Executivo

Terça-Feira, 11 de Fevereiro de 2020, 15h:18 | Atualizado: 11/02/2020, 19h:52

APÓS ESTRANHAMENTO

Cobrança do ICMS sobre combustível será revista em reforma tributária, diz Mauro

Assessoria

Mauro Mendes

Mauro Mendes ao lado do governador Camilo Santana, do Ceará, e do vice-governador de Minas Gerais Paulo Brant, no Fórum dos Governadores

O governador Mauro Mendes (DEM), que participou do 8º Fórum dos Governadores, realizado em Brasília nesta terça (11), com a presença do ministro da Economia Paulo Guedes, voltou a criticar a proposta de redução do ICMS sobre os combustíveis, apresentada pelo presidente da República Jair Bolsonaro em forma de desafio. Segundo o democrata, os 26 estados e o Distrito Federal deixaram claro que não têm condições de adotar a medida.

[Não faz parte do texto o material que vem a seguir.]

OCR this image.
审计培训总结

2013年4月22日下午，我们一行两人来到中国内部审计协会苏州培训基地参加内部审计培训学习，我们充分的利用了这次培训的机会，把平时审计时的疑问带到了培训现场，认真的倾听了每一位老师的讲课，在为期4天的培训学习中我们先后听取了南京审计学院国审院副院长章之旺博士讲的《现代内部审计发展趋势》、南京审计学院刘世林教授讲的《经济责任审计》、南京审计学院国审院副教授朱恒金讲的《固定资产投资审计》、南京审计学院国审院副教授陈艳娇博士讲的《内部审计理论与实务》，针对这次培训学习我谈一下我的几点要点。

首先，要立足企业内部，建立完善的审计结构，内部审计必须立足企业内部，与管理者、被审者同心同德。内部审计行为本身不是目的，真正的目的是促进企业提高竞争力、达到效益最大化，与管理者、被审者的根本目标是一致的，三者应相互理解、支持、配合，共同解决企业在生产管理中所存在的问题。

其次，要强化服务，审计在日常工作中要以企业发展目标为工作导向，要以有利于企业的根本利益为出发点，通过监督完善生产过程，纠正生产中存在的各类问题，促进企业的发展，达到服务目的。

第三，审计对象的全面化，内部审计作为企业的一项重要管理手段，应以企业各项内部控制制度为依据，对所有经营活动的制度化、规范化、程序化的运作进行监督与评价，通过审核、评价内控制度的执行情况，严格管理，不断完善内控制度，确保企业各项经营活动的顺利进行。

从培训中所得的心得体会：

Segundo Mauro, Guedes se mostrou sensível as ponderações do governador. Por isso, se comprometeu a discutir a redução do ICMS dos combustíveis e em outras áreas, a partir da reforma tributária que será apresentada ao Congresso Nacional.

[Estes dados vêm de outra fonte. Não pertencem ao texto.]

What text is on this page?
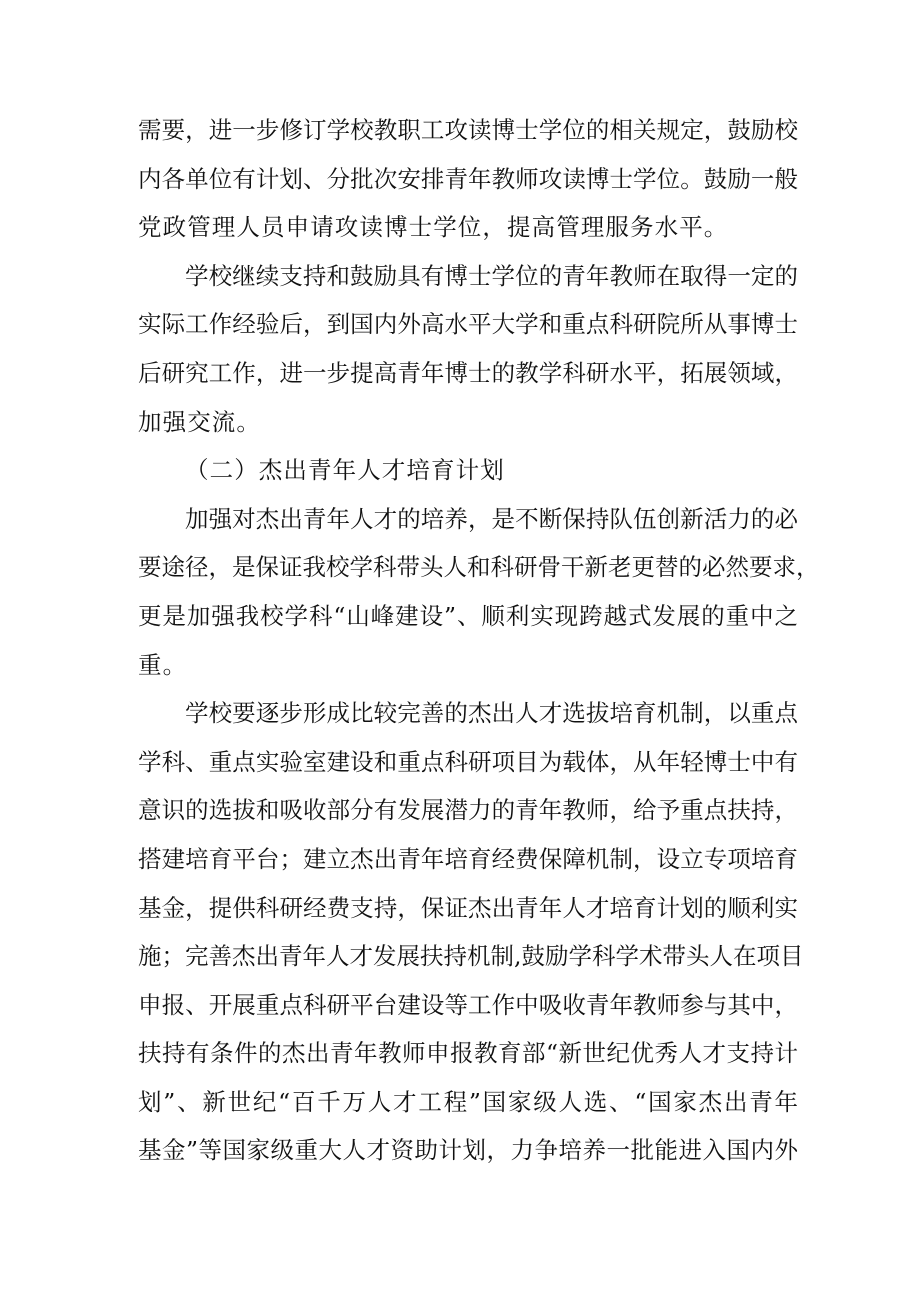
需要，进一步修订学校教职工攻读博士学位的相关规定，鼓励校
内各单位有计划、分批次安排青年教师攻读博士学位。鼓励一般
党政管理人员申请攻读博士学位，提高管理服务水平。
学校继续支持和鼓励具有博士学位的青年教师在取得一定的
实际工作经验后，到国内外高水平大学和重点科研院所从事博士
后研究工作，进一步提高青年博士的教学科研水平，拓展领域，
加强交流。
（二）杰出青年人才培育计划
加强对杰出青年人才的培养，是不断保持队伍创新活力的必
要途径，是保证我校学科带头人和科研骨干新老更替的必然要求，
更是加强我校学科“山峰建设”、顺利实现跨越式发展的重中之
重。
学校要逐步形成比较完善的杰出人才选拔培育机制，以重点
学科、重点实验室建设和重点科研项目为载体，从年轻博士中有
意识的选拔和吸收部分有发展潜力的青年教师，给予重点扶持，
搭建培育平台；建立杰出青年培育经费保障机制，设立专项培育
基金，提供科研经费支持，保证杰出青年人才培育计划的顺利实
施；完善杰出青年人才发展扶持机制,鼓励学科学术带头人在项目
申报、开展重点科研平台建设等工作中吸收青年教师参与其中，
扶持有条件的杰出青年教师申报教育部“新世纪优秀人才支持计
划”、新世纪“百千万人才工程”国家级人选、“国家杰出青年
基金”等国家级重大人才资助计划，力争培养一批能进入国内外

“Desde a semana passada o Brasil foi dominado, principalmente nas redes sociais, por essa discussão sobre zerar o ICMS dos combustíveis. Hoje, com a presença de praticamente 27 governadores, dos Estados e do Distrito Federal, ficou claro que nenhum tem condições de tomar essa medida. Todos os Estados estão em situação fiscal e financeira frágil, a maioria em grande dificuldade e abrir mão de receita seria uma grande irresponsabilidade, colocando em risco, inclusive, a prestação de serviços públicos na saúde, na segurança e demais compromissos que o Estado tem”, disse Mauro em coletiva de imprensa.

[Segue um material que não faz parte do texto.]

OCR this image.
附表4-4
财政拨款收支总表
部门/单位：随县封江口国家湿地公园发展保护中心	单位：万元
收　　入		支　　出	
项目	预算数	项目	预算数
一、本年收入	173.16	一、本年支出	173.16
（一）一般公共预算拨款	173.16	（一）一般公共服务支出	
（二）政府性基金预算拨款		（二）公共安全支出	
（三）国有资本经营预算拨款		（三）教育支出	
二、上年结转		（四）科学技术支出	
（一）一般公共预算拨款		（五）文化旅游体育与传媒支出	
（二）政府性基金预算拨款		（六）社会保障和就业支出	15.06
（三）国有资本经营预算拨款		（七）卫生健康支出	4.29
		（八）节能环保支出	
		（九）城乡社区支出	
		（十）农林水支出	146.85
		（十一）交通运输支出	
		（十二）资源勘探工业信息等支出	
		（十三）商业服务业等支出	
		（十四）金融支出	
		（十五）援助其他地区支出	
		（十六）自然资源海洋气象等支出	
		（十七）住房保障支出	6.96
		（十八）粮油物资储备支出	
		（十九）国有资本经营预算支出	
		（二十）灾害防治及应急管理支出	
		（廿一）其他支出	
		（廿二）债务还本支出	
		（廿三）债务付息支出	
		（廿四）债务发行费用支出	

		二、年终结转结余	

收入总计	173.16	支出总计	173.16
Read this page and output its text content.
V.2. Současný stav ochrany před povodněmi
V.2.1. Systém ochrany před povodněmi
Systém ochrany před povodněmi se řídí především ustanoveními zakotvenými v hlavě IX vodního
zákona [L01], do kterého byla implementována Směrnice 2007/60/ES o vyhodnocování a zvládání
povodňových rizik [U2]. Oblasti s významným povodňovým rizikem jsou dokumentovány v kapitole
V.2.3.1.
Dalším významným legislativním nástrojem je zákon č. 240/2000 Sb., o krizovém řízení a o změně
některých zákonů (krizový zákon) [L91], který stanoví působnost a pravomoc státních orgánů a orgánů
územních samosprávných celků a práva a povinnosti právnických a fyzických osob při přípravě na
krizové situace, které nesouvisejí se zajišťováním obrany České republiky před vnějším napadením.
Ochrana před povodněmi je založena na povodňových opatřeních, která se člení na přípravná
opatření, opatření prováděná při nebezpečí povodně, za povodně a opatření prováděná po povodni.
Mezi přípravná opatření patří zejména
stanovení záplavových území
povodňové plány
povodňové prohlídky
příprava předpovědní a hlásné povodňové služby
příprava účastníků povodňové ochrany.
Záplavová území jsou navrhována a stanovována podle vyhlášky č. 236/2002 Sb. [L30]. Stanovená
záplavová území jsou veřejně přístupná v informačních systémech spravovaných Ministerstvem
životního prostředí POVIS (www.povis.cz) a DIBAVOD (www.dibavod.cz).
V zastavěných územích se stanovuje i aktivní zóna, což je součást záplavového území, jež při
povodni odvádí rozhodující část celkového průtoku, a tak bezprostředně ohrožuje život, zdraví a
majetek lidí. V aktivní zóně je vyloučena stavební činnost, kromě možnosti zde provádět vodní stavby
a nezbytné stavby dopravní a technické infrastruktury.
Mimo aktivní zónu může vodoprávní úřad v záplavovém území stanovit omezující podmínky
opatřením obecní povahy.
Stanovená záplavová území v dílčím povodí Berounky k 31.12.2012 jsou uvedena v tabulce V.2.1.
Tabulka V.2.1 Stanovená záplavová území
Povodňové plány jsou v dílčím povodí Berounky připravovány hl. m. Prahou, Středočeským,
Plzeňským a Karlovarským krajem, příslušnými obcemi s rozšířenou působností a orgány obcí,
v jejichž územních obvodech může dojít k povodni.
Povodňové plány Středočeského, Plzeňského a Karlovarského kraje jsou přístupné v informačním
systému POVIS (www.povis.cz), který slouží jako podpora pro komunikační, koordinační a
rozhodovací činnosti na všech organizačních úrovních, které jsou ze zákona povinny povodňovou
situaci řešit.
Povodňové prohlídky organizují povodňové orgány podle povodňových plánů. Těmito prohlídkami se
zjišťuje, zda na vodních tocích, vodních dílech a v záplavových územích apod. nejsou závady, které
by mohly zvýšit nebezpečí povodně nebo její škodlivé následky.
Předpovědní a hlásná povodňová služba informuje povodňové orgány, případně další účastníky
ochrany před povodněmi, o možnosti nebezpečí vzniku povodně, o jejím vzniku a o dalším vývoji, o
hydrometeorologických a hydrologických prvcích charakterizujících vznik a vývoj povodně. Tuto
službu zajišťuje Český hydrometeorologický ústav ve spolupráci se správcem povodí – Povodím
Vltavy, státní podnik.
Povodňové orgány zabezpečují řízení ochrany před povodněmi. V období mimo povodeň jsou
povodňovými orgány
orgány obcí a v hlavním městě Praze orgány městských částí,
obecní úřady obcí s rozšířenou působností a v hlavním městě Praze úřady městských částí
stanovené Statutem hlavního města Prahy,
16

“Hoje foi feito um diálogo com Guedes e todos nós concordamos que esse tema terá que ser debatido na reforma tributária. Quero dizer para o Congresso Nacional que todos os brasileiros, inclusive nós governadores, gostaríamos que tivesse uma tributação mais simples, mais justa e menos onerosa para o bolso de todos nós contribuintes deste país”, completou o governador.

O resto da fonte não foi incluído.